Wednesday, July 31, 2013

Auto Insurance: Rising Rates Affect Customer Satisfaction

According to a recent study by J.D. Power, consumer satisfaction rates with auto insurance providers have dropped from the all-time high that was seen in 2012. One of the main reasons for this is the rise in insurance rates. While the overall satisfaction level is still a good 794 (on a 1,000 point scale) the score for price satisfaction is significantly less at 716. According to the study, the average price increase in 2013 has been $153 as compared to $113 in 2012.

The Levels of Dissatisfaction

If the number of people who change insurers is taken as a measure of the level of dissatisfaction there is a clear connection between the amount of increase in the rates and the dropping of satisfaction levels. 9 percent of consumers who had their auto insurance rates increase by up to $50 switched their insurance companies. This number doubles to 18 percent when the increase is between $51 and $100; and it jumps to 32 percent when the increase is more than $200.

The lack of communications from the insurance companies has only compounded the problem.
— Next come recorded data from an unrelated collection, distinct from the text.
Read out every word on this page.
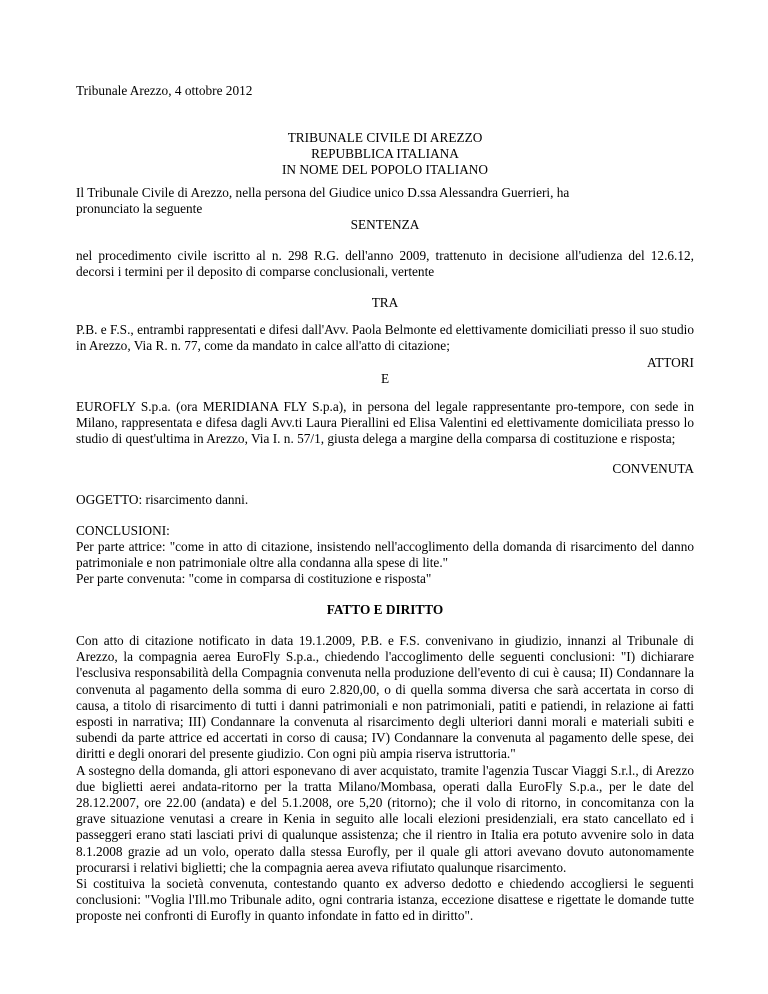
Tribunale Arezzo, 4 ottobre 2012

TRIBUNALE CIVILE DI AREZZO

REPUBBLICA ITALIANA

IN NOME DEL POPOLO ITALIANO

Il Tribunale Civile di Arezzo, nella persona del Giudice unico D.ssa Alessandra Guerrieri, ha

pronunciato la seguente

SENTENZA

nel procedimento civile iscritto al n. 298 R.G. dell'anno 2009, trattenuto in decisione all'udienza del 12.6.12, decorsi i termini per il deposito di comparse conclusionali, vertente

TRA

P.B. e F.S., entrambi rappresentati e difesi dall'Avv. Paola Belmonte ed elettivamente domiciliati presso il suo studio in Arezzo, Via R. n. 77, come da mandato in calce all'atto di citazione;

ATTORI

E

EUROFLY S.p.a. (ora MERIDIANA FLY S.p.a), in persona del legale rappresentante pro-tempore, con sede in Milano, rappresentata e difesa dagli Avv.ti Laura Pierallini ed Elisa Valentini ed elettivamente domiciliata presso lo studio di quest'ultima in Arezzo, Via I. n. 57/1, giusta delega a margine della comparsa di costituzione e risposta;

CONVENUTA

OGGETTO: risarcimento danni.

CONCLUSIONI:

Per parte attrice: "come in atto di citazione, insistendo nell'accoglimento della domanda di risarcimento del danno patrimoniale e non patrimoniale oltre alla condanna alla spese di lite."

Per parte convenuta: "come in comparsa di costituzione e risposta"

FATTO E DIRITTO

Con atto di citazione notificato in data 19.1.2009, P.B. e F.S. convenivano in giudizio, innanzi al Tribunale di Arezzo, la compagnia aerea EuroFly S.p.a., chiedendo l'accoglimento delle seguenti conclusioni: "I) dichiarare l'esclusiva responsabilità della Compagnia convenuta nella produzione dell'evento di cui è causa; II) Condannare la convenuta al pagamento della somma di euro 2.820,00, o di quella somma diversa che sarà accertata in corso di causa, a titolo di risarcimento di tutti i danni patrimoniali e non patrimoniali, patiti e patiendi, in relazione ai fatti esposti in narrativa; III) Condannare la convenuta al risarcimento degli ulteriori danni morali e materiali subiti e subendi da parte attrice ed accertati in corso di causa; IV) Condannare la convenuta al pagamento delle spese, dei diritti e degli onorari del presente giudizio. Con ogni più ampia riserva istruttoria."

A sostegno della domanda, gli attori esponevano di aver acquistato, tramite l'agenzia Tuscar Viaggi S.r.l., di Arezzo due biglietti aerei andata-ritorno per la tratta Milano/Mombasa, operati dalla EuroFly S.p.a., per le date del 28.12.2007, ore 22.00 (andata) e del 5.1.2008, ore 5,20 (ritorno); che il volo di ritorno, in concomitanza con la grave situazione venutasi a creare in Kenia in seguito alle locali elezioni presidenziali, era stato cancellato ed i passeggeri erano stati lasciati privi di qualunque assistenza; che il rientro in Italia era potuto avvenire solo in data 8.1.2008 grazie ad un volo, operato dalla stessa Eurofly, per il quale gli attori avevano dovuto autonomamente procurarsi i relativi biglietti; che la compagnia aerea aveva rifiutato qualunque risarcimento.

Si costituiva la società convenuta, contestando quanto ex adverso dedotto e chiedendo accogliersi le seguenti conclusioni: "Voglia l'Ill.mo Tribunale adito, ogni contraria istanza, eccezione disattese e rigettate le domande tutte proposte nei confronti di Eurofly in quanto infondate in fatto ed in diritto".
It appears that insurance companies are not informing their customers about impending rate increase prior to issuing the renewal notice. Also very little effort was made to help customers examine options available to them that could have reduced the impact of the rate increase. Where customers did receive advance intimation of the rate increases and were able to discuss the options available to them with their insurance companies the satisfaction levels were 67 points higher and the churn reduced. But only 16 percent of customers said they were able to discuss the rate increases with their insurance companies to examine the potential for making cost effective changes in their 
policies.

The Need For Better Communications

The J.D. Power study goes on to suggest that the communication between company and customer needs to be improved. Companies focus on communicating discount and other information that will be received positively by the customer. But little is done to explain to them the modalities of setting insurance rates or why, when shopping for insurance policies, the rates can vary by hundreds of dollars between insurance companies. Very few customers know that in the current low interest market insurance companies are suffering in terms of underwriting losses. The only viable option available to them to rectify the problem is via rate increases.

With the situation unlikely to improve in the near future, a drop in the satisfaction index and higher attrition levels can be expected unless some positive steps are taken by the insurance companies. The seemingly best option before them is be more proactive in reaching out to customers and explaining the rationales behind rate increases. If information flow could be improved and customer understanding increased, it is possible that the satisfaction levels will increase, or at least not drop further. If not, the insurance industry may have to brace itself for even lower levels of customer 
satisfaction and increased attrition.